Did you have a mentor that helped you to pursue your career in engineering? How having a mentor helped you to pursue your career?
Yes, I had, I remember that when I was in the process of deciding the field for my future professional career, the STEM’s disciplines were not very common for female students, but I already had some level of interest in engineering. After having evaluated several options, I decided to contact the career director, P. Alonso, from the university that I wanted to attend, to receive more orientation. She agreed to meet me, and after we had some conversations, she helped me to have a better perspective of what the engineering field was about. The mentoring that I received from P. Alonso, was crucial to take the final decision to enroll in a career that fits me and to pursue the industrial engineering degree.
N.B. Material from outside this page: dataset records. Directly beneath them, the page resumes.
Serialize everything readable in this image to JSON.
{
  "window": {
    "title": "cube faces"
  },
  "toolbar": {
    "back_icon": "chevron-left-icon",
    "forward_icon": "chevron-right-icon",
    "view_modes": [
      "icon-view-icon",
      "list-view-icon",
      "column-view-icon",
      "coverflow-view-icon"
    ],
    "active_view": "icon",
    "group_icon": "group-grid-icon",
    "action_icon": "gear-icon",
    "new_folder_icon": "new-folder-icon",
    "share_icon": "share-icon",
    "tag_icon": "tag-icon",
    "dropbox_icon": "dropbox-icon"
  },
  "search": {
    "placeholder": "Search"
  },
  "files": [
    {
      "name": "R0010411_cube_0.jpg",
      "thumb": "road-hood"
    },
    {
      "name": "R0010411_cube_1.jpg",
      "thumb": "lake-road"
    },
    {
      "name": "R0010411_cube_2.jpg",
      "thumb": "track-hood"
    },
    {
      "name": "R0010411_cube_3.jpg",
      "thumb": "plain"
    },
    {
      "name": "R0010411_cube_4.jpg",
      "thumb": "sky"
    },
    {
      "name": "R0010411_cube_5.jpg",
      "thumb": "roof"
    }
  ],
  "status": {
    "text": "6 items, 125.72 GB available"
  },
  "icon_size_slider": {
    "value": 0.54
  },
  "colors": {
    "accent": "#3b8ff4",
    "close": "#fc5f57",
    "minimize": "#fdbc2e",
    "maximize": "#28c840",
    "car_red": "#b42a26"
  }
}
Since then, the relation student-mentor continued until the day of my graduation. Later, I had the opportunity to work as a quality engineer, as a manufacturing engineer, operation process engineer, and in leadership roles. Through this journey, in every single position that I held as an engineer, I had the privilege to learn from mentors who provided me with personal and professional advice, allowing me to continue aspiring and advancing in my career.
Do you consider yourself an advocate for women in STEM careers? Can you briefly mention one example of the activities you do as an advocate in your company or community?
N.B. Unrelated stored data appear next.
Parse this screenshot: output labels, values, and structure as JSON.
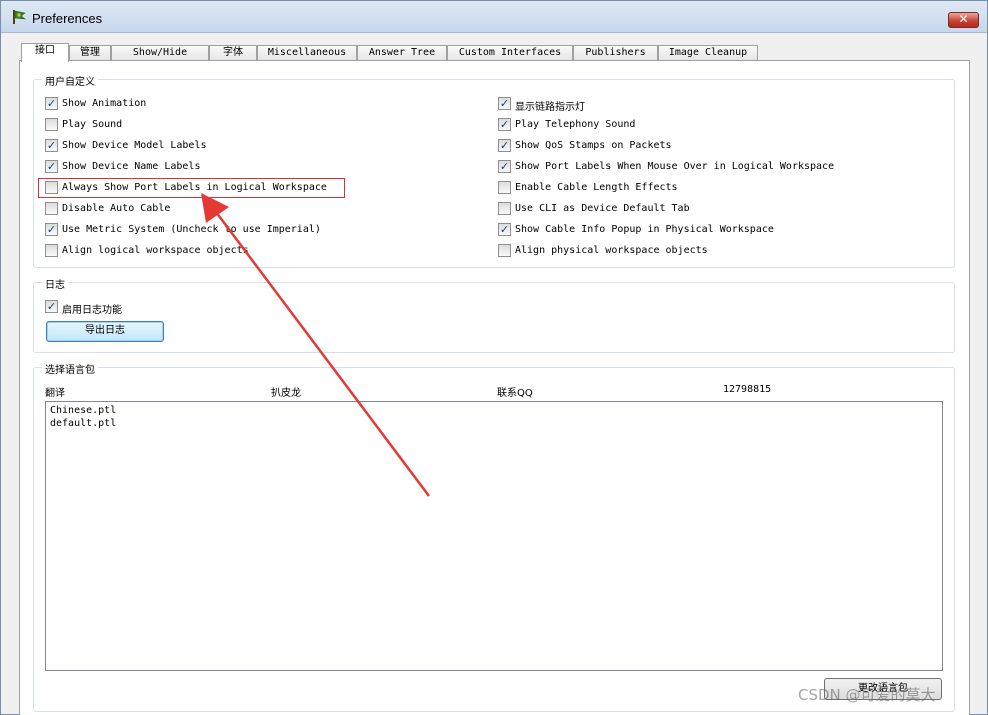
{
  "window": {
    "title": "Preferences",
    "close_glyph": "✕",
    "icon": "packet-tracer-icon"
  },
  "tabs": [
    {
      "label": "接口",
      "active": true
    },
    {
      "label": "管理"
    },
    {
      "label": "Show/Hide"
    },
    {
      "label": "字体"
    },
    {
      "label": "Miscellaneous"
    },
    {
      "label": "Answer Tree"
    },
    {
      "label": "Custom Interfaces"
    },
    {
      "label": "Publishers"
    },
    {
      "label": "Image Cleanup"
    }
  ],
  "customize": {
    "title": "用户自定义",
    "left": [
      {
        "label": "Show Animation",
        "checked": true
      },
      {
        "label": "Play Sound",
        "checked": false
      },
      {
        "label": "Show Device Model Labels",
        "checked": true
      },
      {
        "label": "Show Device Name Labels",
        "checked": true
      },
      {
        "label": "Always Show Port Labels in Logical Workspace",
        "checked": false
      },
      {
        "label": "Disable Auto Cable",
        "checked": false
      },
      {
        "label": "Use Metric System (Uncheck to use Imperial)",
        "checked": true
      },
      {
        "label": "Align logical workspace objects",
        "checked": false
      }
    ],
    "right": [
      {
        "label": "显示链路指示灯",
        "checked": true
      },
      {
        "label": "Play Telephony Sound",
        "checked": true
      },
      {
        "label": "Show QoS Stamps on Packets",
        "checked": true
      },
      {
        "label": "Show Port Labels When Mouse Over in Logical Workspace",
        "checked": true
      },
      {
        "label": "Enable Cable Length Effects",
        "checked": false
      },
      {
        "label": "Use CLI as Device Default Tab",
        "checked": false
      },
      {
        "label": "Show Cable Info Popup in Physical Workspace",
        "checked": true
      },
      {
        "label": "Align physical workspace objects",
        "checked": false
      }
    ]
  },
  "log": {
    "title": "日志",
    "enable_label": "启用日志功能",
    "enable_checked": true,
    "export_button": "导出日志"
  },
  "language": {
    "title": "选择语言包",
    "translate_label": "翻译",
    "translator": "扒皮龙",
    "contact_label": "联系QQ",
    "contact_value": "12798815",
    "files": [
      "Chinese.ptl",
      "default.ptl"
    ],
    "change_button": "更改语言包"
  },
  "watermark": "CSDN @可爱的莫大",
  "annotation": {
    "color": "#e53935"
  }
}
I do. I can say that in 2014, when I attended the annual conference of SWE for the first time, I strengthened my commitment to advocate for women in STEM. And ever since then, I committed myself to create an impact in my community by empowering women to reach their full potential and promoting the power of diversity. Also, I have had the opportunity to lead different efforts to attract, promote, and retain female talent in the company I work, and some of the activities that we host are conferences and workshops to support women in their professional development. I also mentor women inside the company to help them be successful in their current roles, and it is very rewarding seeing how working together and creating an inclusive environment, can immediately bring positive outcomes for people and the company.
I also work on planning activities to support young women. I am a strong believer that if we would like to create a cultural change to increase the opportunities for women in STEM, it is important to start with younger generations. I consider that being an advocate for them, helps to create a future where there will be more representation of women in these careers. In my opinion, events such as “Introducing a Girl to Engineering Day” allows young female students to meet professional women in the company. During this day, the female students have the opportunity to interact with women engineers and know more about the activities they perform. The objective is to expose young female students to role models in engineering, and they can learn more about their role in the field. Promoting educational and professional development programs inside a diverse, equitable, and inclusive environment, helps to offer mentorship and sponsorship effectively to inspire and attract female talent into STEM roles.
We can do this together!
About Yuriko Tanaka
She is an industrial engineer and is currently pursuing a business degree with HR. Currently, she works as a Business Unit Lead (BUL) and is mother of 2. She is a diversity and inclusion advocate to empower women in engineering and leadership. Yuriko is a STEM enthusiast and mentor.